Generate the CLI or Docker command for rescanning your application with the Rescan findings button. Rescan allows you to test an application for only previously discovered findings.

Rescan an application to quickly test only previously discovered findings.

Configure HawkScan GraphQL API scans with Faker supplied data for better scan results.

Run the StackHawk CLI on a Windows terminal using an included hawk.ps1 PowerShell script.

Improved the linting and validation of stackhawk.yml files to catch unexpected fields in the HawkScan configuration.

Our GitHub integration will now consider the failure threshold (set using hawk.failureThreshold in your configuration) to communicate scan success or failure in build checks and pull-request comments. Pull-request comments have been updated to include more relevant information in an easier-to-consume format.

Users can now get their code contributors count via Github Integration or Code Contributors Script without contacting Stackhawk Sales team

Organization owners can now upgrade admin users to owners.

The application filter now includes the application uuid, allowing for all applications, even those with conflicting names, to show up in the filter dropdown.

You can now get GitHub pull request checks and comments from StackHawk by installing the official StackHawk GitHub App and updating your stackhawk.yml with the correct scan tags.

Fixed some instances where our SAST buttons weren't quite styled to our standards.

Applications mapped to SAST integrations will now always show the appropriate badging on the applications page.

HawkScan can now generate smarter values when scanning with an OpenAPI configuration. Custom variables can now be configured with Faker supplied data for better scan results.

Users can now add their own active scan tests with HawkScan Script support, enabling application security checks using custom business logic and/or data.

Specific operations can now be ignored when scanning GraphQL APIs. The graphqlConf.excludeOperations setting can be populated with pairs of GraphQL operation names and types, and those operations will be excluded from the scan.

HawkScan can now intercept the HTTP traffic from any software development tool that supports proxy configuration. Discover your web application with Postman Collections, Cypress test suites, and even Curl commands.

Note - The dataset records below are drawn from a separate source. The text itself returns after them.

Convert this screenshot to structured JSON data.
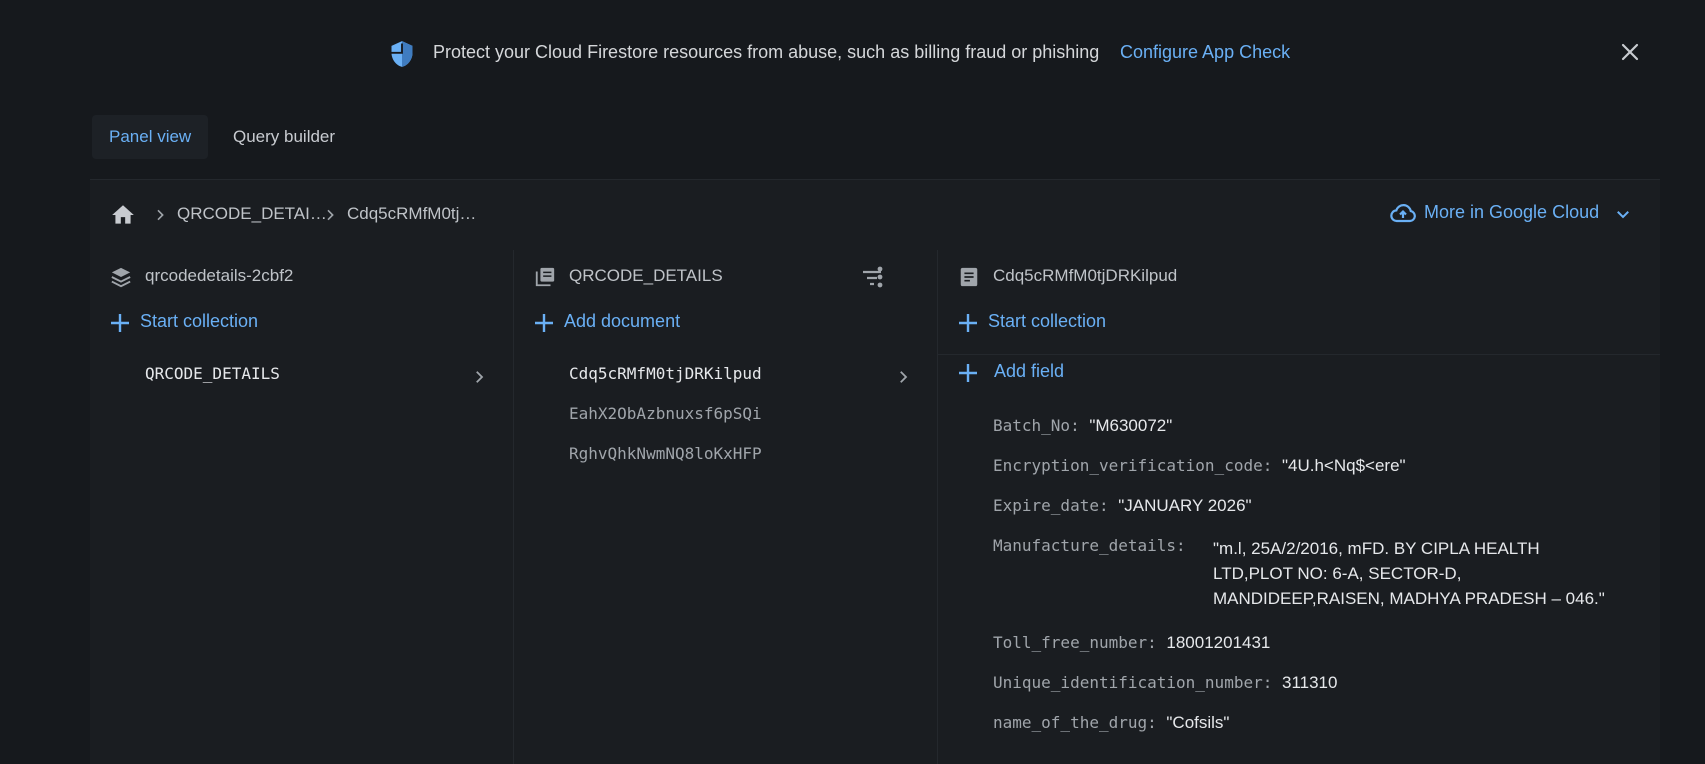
{
  "banner": {
    "icon": "shield-icon",
    "message": "Protect your Cloud Firestore resources from abuse, such as billing fraud or phishing",
    "link": "Configure App Check",
    "close_icon": "close-icon"
  },
  "tabs": [
    {
      "label": "Panel view",
      "active": true
    },
    {
      "label": "Query builder",
      "active": false
    }
  ],
  "breadcrumb": {
    "home_icon": "home-icon",
    "items": [
      "QRCODE_DETAI…",
      "Cdq5cRMfM0tj…"
    ],
    "more_label": "More in Google Cloud"
  },
  "columns": {
    "root": {
      "title": "qrcodedetails-2cbf2",
      "action": "Start collection",
      "items": [
        {
          "label": "QRCODE_DETAILS",
          "selected": true
        }
      ]
    },
    "collection": {
      "title": "QRCODE_DETAILS",
      "action": "Add document",
      "items": [
        {
          "label": "Cdq5cRMfM0tjDRKilpud",
          "selected": true
        },
        {
          "label": "EahX2ObAzbnuxsf6pSQi",
          "selected": false
        },
        {
          "label": "RghvQhkNwmNQ8loKxHFP",
          "selected": false
        }
      ]
    },
    "document": {
      "title": "Cdq5cRMfM0tjDRKilpud",
      "action": "Start collection",
      "add_field": "Add field",
      "fields": [
        {
          "key": "Batch_No:",
          "value": "\"M630072\""
        },
        {
          "key": "Encryption_verification_code:",
          "value": "\"4U.h<Nq$<ere\""
        },
        {
          "key": "Expire_date:",
          "value": "\"JANUARY 2026\""
        },
        {
          "key": "Manufacture_details:",
          "value": "\"m.l, 25A/2/2016, mFD. BY CIPLA HEALTH LTD,PLOT NO: 6-A, SECTOR-D, MANDIDEEP,RAISEN, MADHYA PRADESH – 046.\""
        },
        {
          "key": "Toll_free_number:",
          "value": "18001201431"
        },
        {
          "key": "Unique_identification_number:",
          "value": "311310"
        },
        {
          "key": "name_of_the_drug:",
          "value": "\"Cofsils\""
        }
      ]
    }
  },
  "colors": {
    "accent": "#6ab0f5",
    "background": "#16191d",
    "panel": "#1a1d21"
  }
}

HawkScan users with Postman Collections can discover more of their scanned application with new configuration for Postman Scan Discovery.

Documentation has been added describing Scan Discovery the process for spidering and discovering your web application with HawkScan.

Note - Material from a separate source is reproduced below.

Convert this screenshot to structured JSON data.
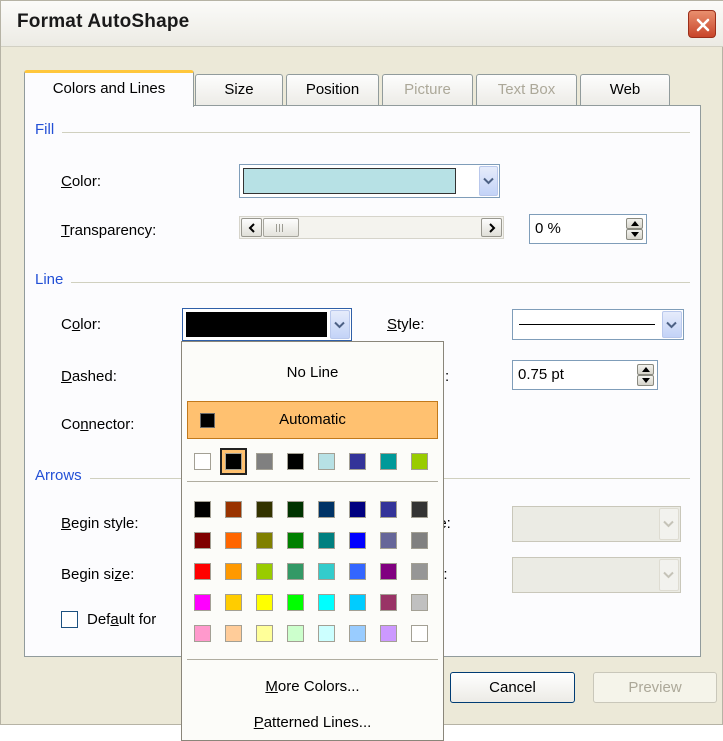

You can supply a list of custom variables for each parameter in your OpenAPI definition, and HawkScan will randomly inject a variable from the corresponding list when scanning your API.

Scan Tags are name value pairs that represent metadata you can use to capture additional state or context around a scan.

When run with the --debug flag, the CLI banner now displays additional information on the current scan.

Certain fields around GraphQL and auth scripts were not being validated properly. These fields are now properly validated.

Fixed classpath construction issues with the ZAP subprocess in Windows environments.

HawkScan will now terminate a scan when an active script fails.

Cookies scoped to the domain of the application being scanned are now passed to the application correctly. For instance, *.example.com vs app.example.com.

Fixed several bugs that caused spontaneous page hangs or crashes in the StackHawk UI.

Generate reports summarizing your most recent scans across all applications and environments.